Modern living seems to have exacerbated the conditions of our gut. There is an escalating prevalence of irritable bowel syndrome and overactive bladder syndrome among individuals who do not exhibit signs of infectious maladies or other established ailments, but rather report experiencing sudden symptoms. Recently, a team of researchers from POSTECH and Korea Advanced Institute of Science and Technology (KAIST) have proposed a sensor to monitor overactive bladders.
The research team consisting of Professor Sung-Min Park and Young-Soo Lim at POSTECH’s Department of Convergence IT Engineering and Professor Steve Park and Byungkook Oh at KAIST’s Department of Materials Science has developed an ultra-soft and highly stretchable tissue-adhesive hydrogel-based multifunctional implantable sensor for monitoring overactive bladders. The research findings were published in Biosensors and Bioelectronics.
Overactive bladder syndrome is a medical condition characterized by an uncontrollable, frequent urge to urinate. People with the syndrome may even wake up during the night to urinate, without any underlying illness. The condition is not life-threatening, but it can disrupt the patients’ daily activities, reducing their quality of life.
People with overactive bladder syndrome have traditionally relied on medication for treatment, which has proven to be ineffective for some. A relatively new treatment involves giving electrical stimulation directly or indirectly to nerves linked to the bladder in order to reduce excessive bladder activity. However, this treatment is not without its challenges, as it can be difficult to deliver the right amount of stimulation to the nerves without monitoring bladder activities. Overstimulation can lead to side effects or render the treatment ineffective.
Hence, the researchers focused on developing a monitoring device to observe bladder activity in real-time.
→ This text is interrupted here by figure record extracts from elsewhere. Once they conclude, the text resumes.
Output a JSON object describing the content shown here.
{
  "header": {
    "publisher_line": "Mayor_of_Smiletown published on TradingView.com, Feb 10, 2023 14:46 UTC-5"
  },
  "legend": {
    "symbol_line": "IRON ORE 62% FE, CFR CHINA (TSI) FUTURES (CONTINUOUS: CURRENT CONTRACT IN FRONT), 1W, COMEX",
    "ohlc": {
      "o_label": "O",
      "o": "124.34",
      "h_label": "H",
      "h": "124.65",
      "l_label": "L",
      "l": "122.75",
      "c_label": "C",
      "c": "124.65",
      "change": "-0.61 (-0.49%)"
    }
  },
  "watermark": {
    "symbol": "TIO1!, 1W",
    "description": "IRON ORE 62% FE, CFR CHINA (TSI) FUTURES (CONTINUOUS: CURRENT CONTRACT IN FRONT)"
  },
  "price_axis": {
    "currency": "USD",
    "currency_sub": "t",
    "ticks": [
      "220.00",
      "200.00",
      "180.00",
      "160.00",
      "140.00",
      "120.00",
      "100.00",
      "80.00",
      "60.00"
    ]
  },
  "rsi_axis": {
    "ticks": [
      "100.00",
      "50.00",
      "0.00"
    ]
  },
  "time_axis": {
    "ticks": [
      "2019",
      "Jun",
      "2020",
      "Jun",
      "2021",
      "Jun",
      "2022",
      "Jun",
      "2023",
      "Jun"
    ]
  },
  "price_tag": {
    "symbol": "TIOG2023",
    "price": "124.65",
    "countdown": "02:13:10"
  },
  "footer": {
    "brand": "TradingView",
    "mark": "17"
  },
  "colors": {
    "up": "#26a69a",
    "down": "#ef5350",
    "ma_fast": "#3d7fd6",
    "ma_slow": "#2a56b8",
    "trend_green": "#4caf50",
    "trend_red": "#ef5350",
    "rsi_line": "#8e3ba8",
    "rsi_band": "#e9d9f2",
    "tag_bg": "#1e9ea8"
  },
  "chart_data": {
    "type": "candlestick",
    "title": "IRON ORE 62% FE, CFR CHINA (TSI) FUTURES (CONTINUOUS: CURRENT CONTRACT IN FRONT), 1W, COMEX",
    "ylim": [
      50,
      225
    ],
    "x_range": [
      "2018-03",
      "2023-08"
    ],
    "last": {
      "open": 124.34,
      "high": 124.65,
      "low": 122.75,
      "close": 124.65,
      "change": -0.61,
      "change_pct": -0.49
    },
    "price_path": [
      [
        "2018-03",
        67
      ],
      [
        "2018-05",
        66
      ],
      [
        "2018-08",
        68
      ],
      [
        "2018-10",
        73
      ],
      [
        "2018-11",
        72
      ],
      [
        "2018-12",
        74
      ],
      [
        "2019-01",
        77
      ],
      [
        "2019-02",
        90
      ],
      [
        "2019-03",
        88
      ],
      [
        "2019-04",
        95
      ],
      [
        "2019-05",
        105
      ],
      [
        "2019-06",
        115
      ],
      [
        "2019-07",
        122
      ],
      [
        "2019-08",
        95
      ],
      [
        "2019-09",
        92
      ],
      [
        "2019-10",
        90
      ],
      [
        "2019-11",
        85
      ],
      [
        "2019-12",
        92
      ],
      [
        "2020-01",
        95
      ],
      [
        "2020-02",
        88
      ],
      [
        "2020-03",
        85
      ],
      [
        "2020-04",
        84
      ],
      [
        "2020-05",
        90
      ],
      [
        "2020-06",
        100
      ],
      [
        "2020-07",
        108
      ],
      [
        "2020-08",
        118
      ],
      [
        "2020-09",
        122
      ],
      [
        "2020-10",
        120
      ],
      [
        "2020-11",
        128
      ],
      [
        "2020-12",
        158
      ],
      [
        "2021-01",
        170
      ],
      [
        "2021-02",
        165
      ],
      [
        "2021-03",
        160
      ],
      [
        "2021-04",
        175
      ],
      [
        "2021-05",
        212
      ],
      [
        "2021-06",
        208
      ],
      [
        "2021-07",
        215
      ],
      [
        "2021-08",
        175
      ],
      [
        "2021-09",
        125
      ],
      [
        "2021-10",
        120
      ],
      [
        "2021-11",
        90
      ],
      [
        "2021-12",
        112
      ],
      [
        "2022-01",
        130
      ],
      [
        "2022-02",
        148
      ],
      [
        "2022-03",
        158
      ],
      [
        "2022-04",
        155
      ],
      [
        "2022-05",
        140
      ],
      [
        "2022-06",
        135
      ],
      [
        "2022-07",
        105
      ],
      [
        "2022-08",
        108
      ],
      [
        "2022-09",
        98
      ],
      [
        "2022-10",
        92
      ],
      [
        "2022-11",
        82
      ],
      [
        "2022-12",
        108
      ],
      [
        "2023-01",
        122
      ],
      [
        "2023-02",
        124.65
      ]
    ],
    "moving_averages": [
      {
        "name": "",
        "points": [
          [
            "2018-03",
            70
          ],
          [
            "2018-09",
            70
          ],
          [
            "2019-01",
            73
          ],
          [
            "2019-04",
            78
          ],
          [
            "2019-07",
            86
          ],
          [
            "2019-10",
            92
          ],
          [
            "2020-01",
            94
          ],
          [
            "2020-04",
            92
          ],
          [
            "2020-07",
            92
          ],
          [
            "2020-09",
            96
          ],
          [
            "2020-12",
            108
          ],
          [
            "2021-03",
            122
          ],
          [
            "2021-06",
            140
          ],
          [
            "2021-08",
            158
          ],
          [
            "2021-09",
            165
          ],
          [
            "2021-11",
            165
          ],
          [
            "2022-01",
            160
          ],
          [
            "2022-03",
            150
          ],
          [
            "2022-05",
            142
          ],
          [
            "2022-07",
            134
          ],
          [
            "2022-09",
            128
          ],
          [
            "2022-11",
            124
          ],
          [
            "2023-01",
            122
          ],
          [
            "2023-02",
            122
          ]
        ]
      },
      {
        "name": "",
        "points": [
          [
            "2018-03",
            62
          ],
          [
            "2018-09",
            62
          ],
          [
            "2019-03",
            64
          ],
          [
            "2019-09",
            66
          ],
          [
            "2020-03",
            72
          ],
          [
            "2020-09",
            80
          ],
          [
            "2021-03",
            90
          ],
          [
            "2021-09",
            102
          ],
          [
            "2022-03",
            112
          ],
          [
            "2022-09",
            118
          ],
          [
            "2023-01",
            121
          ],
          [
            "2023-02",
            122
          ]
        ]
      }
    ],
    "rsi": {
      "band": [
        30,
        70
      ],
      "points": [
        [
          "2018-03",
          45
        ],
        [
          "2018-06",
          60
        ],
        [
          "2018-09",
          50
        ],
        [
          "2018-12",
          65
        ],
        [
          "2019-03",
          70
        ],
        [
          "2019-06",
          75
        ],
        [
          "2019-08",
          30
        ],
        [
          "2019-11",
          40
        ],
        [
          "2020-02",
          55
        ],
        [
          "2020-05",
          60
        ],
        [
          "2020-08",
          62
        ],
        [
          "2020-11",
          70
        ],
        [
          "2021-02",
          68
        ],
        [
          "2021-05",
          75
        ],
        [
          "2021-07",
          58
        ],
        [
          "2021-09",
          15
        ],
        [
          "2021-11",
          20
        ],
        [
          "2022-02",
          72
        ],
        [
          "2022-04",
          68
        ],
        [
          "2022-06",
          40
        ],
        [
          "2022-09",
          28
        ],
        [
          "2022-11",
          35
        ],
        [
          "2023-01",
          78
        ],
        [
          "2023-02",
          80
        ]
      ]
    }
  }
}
Since detrusor muscle is controlled by neural activity, they hypothesized that a full electromechanical measurement was required to accurately monitor overactive bladder symptoms. From that perspective, the team designed a USH-SI sensor that can monitor both mechanical (strain sensor to measure contraction and relaxation) and bioelectrical (EMG sensor to measure neural signal) activities of the bladder in one platform.
In a test where the team surgically inserted the USH-SI sensor into an anesthetized pig, it was demonstrated that the sensor is capable of measuring in-vivo strain and EMG signals of the bladder, allowing monitoring of detrusor muscle locomotion and neural activity. In particular, the strong adhesiveness of the hydrogel (adhesive strength: 260.86 N/m) enabled firmer attachment onto the bladder compared to conventional silicone sensors. Sensor insertion can be performed using surgical-robot-assisted laparoscopic surgery.
“The new sensor shows that sensors can be made small enough to be inserted by surgical-robot-assisted laparoscopic surgery,” explained Professor Steve Park from KAIST. He added, “This has the potential to minimize the time taken for a patient to recover and reduce side effects.”
“We combined the USH-SI sensor with a neural stimulator targeted to treat overactive bladders, a chronic condition,” remarked Professor Sung-Min Park who led the study. He further explained, “This allows for monitoring and neural stimulation simultaneously. We expect it to be a platform that can be applied to other internal organs.”
The study was conducted with the support from the Nano · Material Technology Development Program through the National Research Foundation of Korea.